Her düzeydeki kültürel aygıt hızla uygun şekilde yeniden yapılandırılıyor. Bu süreçte, bireysel sanatçıların, zanaatkârların ve yerel kültürel aktivistlerin rolü iyi bir şekilde destekleniyor.
Bunlar, yerel kültürel faaliyetleri ve kuruluşları yeniden birbirine bağlamak için gerekli köprülerdir; bu arada, tabandaki idari aygıt ve sektörler de giderek istikrara kavuşmaktadır.
Orta Yaylalar kültür bölgesinin bir avantajı, her köyün ve her geleneksel ailenin kendi içinde barındırdığı yerel bağımsızlıktır. 49 etnik grubun bir araya geldiği odak noktası olan Dak Lak, bunu daha da belirgin hale getiriyor.
İdari yönetim kademeleri ne kadar yeniden düzenlenirse düzenlensin, burada kültür ve sanat faaliyetlerinde bulunanlarla halk arasında yakın ve anlayışlı bir ilişki hâlâ sürüyor.

Dolayısıyla, sosyal faaliyetlerin ardında, yerel kültür ekibi çalışmalarını yaratmaya ve organize etmeye devam ediyor. Bu faaliyetler her köyün derinliklerine indiğinde, her zanaatkârla, her manevi etkinlikle, her dini formla iş birliği yaptığında, halktan anında karşılık buluyor.
Dolayısıyla, genel olarak Orta Yaylalar'daki yerel düzeydeki kültürel faaliyetler, güncel olayların genel tablosunda büyük dalgalanmalar yaşamamıştır.

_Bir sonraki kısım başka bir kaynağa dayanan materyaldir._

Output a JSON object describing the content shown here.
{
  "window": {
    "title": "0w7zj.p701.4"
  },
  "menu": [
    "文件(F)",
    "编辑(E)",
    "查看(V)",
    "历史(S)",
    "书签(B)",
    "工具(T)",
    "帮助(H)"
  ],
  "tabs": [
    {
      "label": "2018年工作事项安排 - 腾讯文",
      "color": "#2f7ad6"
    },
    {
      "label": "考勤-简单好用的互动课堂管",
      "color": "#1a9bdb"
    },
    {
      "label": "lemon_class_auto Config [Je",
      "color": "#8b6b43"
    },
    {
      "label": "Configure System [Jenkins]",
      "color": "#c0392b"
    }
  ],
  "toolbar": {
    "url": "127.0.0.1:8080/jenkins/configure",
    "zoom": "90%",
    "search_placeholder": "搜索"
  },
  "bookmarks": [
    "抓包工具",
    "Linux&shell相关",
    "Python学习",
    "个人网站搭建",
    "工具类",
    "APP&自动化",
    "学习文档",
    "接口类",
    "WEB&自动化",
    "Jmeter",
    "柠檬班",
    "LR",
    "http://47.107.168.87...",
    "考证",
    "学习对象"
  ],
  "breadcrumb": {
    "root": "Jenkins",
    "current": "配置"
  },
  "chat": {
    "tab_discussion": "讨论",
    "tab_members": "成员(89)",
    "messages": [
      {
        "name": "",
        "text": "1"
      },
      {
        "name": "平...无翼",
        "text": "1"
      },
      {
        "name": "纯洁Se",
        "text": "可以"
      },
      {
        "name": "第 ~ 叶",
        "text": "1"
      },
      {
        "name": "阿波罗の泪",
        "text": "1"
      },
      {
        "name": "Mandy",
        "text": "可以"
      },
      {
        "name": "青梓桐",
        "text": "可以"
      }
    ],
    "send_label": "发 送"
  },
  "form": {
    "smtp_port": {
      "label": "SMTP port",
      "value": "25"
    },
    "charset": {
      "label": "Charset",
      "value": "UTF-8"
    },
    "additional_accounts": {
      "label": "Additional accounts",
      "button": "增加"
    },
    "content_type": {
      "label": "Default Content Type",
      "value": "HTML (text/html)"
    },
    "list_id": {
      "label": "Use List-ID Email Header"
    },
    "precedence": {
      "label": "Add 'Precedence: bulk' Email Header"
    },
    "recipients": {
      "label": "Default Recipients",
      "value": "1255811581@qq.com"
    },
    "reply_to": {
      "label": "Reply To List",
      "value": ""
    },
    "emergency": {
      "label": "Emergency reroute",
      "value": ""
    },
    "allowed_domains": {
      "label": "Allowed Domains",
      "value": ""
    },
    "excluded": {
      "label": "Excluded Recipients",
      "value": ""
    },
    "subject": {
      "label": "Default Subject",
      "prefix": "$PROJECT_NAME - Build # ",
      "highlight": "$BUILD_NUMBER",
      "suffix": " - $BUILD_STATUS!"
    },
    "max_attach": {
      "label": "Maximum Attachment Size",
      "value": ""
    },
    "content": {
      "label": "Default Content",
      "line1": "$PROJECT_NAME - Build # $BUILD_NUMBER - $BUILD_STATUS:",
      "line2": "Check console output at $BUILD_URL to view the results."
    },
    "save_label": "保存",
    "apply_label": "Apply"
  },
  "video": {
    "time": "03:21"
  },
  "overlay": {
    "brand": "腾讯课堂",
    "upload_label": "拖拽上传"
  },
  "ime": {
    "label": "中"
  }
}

Birçok sanatçı ve zanaatkârın ilgi duyduğu yeni nokta, birleşmeden sonra temel kültürel temellerin nasıl sıkı bir şekilde birbirine bağlanacağı ve ortak bir mesleki değerler gücü yaratılacağıdır. Aslında birçok kişi, kırmızı toprak platosu ile mavi deniz ve beyaz kum arasında yaratıcı bir psikolojik uçurum olduğuna inanıyor.
Ancak Bay Tran Hong Tien'e göre, kültürel izleri takip edersek, bu iki toprak arasında her zaman bir bağlantı vardır. Örneğin, Orta Yaylalar destanları, okyanusun aynı ritimde bir topluluk olduğu imgesini her zaman içerir.
Dam Di destanında, kahramanın kardeşlerinin kullandığı demir silahlar, bir çan kümesi ve üflemeli flüt tasvirleri, yayla ile deniz arasındaki yakın ilişkiyi gözler önüne serer. Kinh halkının damadı Ho Bia'nın kardeşi, köye dönerken yanında tuz, şarap... gibi tarım ve deniz ürünleri getirirdi.
Destandaki savaşlar sadece dağlarda ve ormanlarda değil, aynı zamanda derin denizlerde de yaşanmıştır; kahraman Xing Monga, Su Kralı'nın kızı tarafından da sevilmektedir...
Yani, Orta Yaylalar kültürünün öykülerinde, dağ kabileleri ile kıyı köyleri arasındaki bağ mevcuttur. Bu kültürel alanı yakından birbirine bağlamak, her zaman, belki de zaman bağlamı nedeniyle öznel olarak ayırdığımız kültürel değerleri teşvik etmek anlamına gelir.
Şimdi, sınırların birleşmesinden sonra, Dak Lak ve Orta Yaylalar yeni bir atmosfere kucak açmalı mı, böylece dağ rüzgarlarının ve deniz dalgalarının ruhunu bütünleştiren yeni yerel kültürel ve sanatsal sayfalar yavaş yavaş ortaya çıkabilsin mi?